Gibbons was a freshman in a position where the mental aspect is gargantuan.  I seem to remember Rivas missing a decent amount of kicks in his younger years, then turning into a damn dependable kicker by the end.

Blue in Yarmouth

September 2nd, 2011 at 7:46 AM ^

This is scary stuff right here. During last year I would get palpatations everytime the kicking unit came on the field. I was with everyone else here at about midway through the year screaming "STOP KICKING THE DAMN BALL!" I can only hope the light bulb has come on for Gibbons.

El Jeffe

September 2nd, 2011 at 8:45 AM ^

Re the coaches' decisions to stick with Gibbons (until they didn't) and Gallon (until they didn't) I think this is the difficult art of coaching. Given all the bitching around these parts about how RR threw his players under the bus and didn't accept responsibility and man up and so forth, maybe he was trying not to completely destroy his players' confidence by benching them. That is a time-honored motivational ploy, after all (see Lombardi, V. et al.). Criticize so people don't start getting full of themselves, but give them the chance to prove themselves.

It is possible, of course, that RR and co. were totally to blame for the miscues and that a new regime will correct those errors. However, it is also possible that football with freshmen is such a high-variance proposition that the players will regress to the mean this year with no actual effect of coaching. The fundamental problem of causal inference, that.

msoccer10

September 2nd, 2011 at 9:10 AM ^

Everyone who says last year our offense wasn't that good really misses the boat by ignoring special teams. Great defenses, of which we played a few at the end of the year, don't allow many touchdowns. Our offense was good enough to get us in field goal range, we just couldn't make them, which made our offense look weaker than it was.

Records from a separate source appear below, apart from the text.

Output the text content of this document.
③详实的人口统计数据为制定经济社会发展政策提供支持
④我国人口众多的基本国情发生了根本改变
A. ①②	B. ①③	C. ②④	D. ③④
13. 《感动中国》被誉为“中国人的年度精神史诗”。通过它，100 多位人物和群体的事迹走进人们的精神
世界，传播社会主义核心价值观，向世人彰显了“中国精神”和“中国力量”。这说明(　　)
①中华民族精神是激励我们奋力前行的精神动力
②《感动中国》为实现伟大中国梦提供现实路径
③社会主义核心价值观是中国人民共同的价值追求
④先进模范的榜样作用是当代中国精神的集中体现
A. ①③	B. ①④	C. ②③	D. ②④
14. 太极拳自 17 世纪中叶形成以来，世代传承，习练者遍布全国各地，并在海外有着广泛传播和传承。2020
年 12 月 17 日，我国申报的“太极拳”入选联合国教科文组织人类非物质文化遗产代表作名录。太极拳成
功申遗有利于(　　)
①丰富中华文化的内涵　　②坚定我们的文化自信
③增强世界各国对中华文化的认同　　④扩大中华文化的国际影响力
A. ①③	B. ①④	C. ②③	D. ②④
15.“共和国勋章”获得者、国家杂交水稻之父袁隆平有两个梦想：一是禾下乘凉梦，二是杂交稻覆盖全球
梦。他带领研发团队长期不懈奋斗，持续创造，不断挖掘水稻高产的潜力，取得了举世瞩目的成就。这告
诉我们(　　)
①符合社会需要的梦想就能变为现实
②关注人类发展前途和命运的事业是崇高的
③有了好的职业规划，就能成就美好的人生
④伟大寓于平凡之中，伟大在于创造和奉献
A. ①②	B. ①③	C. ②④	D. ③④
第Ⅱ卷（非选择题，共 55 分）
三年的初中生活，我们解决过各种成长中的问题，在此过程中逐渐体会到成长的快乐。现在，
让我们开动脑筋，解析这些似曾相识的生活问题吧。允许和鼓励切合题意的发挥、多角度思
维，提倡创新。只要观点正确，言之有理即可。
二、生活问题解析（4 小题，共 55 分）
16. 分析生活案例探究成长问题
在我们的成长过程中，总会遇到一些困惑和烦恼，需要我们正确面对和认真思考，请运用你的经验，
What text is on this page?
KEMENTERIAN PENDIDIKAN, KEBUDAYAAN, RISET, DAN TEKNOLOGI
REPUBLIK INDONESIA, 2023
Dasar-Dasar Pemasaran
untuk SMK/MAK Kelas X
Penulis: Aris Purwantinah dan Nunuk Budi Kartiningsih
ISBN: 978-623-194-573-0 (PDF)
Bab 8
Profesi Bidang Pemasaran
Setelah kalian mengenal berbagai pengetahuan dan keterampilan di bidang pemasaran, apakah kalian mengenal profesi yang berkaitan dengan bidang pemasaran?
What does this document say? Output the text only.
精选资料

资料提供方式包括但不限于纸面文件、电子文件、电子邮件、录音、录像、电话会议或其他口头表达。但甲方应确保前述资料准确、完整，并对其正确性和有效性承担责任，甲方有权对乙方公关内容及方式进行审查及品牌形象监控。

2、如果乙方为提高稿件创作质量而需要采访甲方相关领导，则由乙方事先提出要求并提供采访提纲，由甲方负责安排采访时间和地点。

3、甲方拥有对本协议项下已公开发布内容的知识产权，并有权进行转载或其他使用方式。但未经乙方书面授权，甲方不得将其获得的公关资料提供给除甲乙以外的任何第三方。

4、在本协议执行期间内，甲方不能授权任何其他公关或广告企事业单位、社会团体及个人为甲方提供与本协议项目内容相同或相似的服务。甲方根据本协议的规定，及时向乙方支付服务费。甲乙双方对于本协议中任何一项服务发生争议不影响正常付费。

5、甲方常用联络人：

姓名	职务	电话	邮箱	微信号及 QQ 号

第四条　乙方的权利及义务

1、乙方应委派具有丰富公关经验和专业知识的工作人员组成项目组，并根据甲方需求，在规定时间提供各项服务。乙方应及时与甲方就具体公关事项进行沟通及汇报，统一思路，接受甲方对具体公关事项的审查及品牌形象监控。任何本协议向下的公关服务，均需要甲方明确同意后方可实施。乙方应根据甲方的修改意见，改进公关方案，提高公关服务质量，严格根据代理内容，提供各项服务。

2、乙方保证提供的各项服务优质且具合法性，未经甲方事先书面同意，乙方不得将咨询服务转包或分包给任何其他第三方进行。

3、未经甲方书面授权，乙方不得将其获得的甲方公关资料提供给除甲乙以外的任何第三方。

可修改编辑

If we can just make field goals inside 40 yards and field punts, it will also improve our offense, defense and overall performance this year. That's a big if but there is hope with Wile and apparently an improved Gibbons/Gallon.

GoWings2008

September 2nd, 2011 at 9:29 AM ^

I've been on the look out  ever since Hagerup's suspension was announced about where his head is at....does he acknowledge his mistakes, is he making ammends, is he apologetic...anything.  Not looking for it REAL hard, but more like keeping an eye out.  Anyone know anything that addresses my curiosity?

TXmaizeNblue

September 2nd, 2011 at 10:57 AM ^

For Gibbons sake, I hope Brady lets him kick about 3 field goals.  I remember RR also saying - on more than one occasion - Gibbons did extremely well in practice...we saw how that tranfered over into games.

I'm just glad the new coaching staff is not following the old staff in the 2 yds and no cloud of dust Vincent Smith show.   That drove me nuts.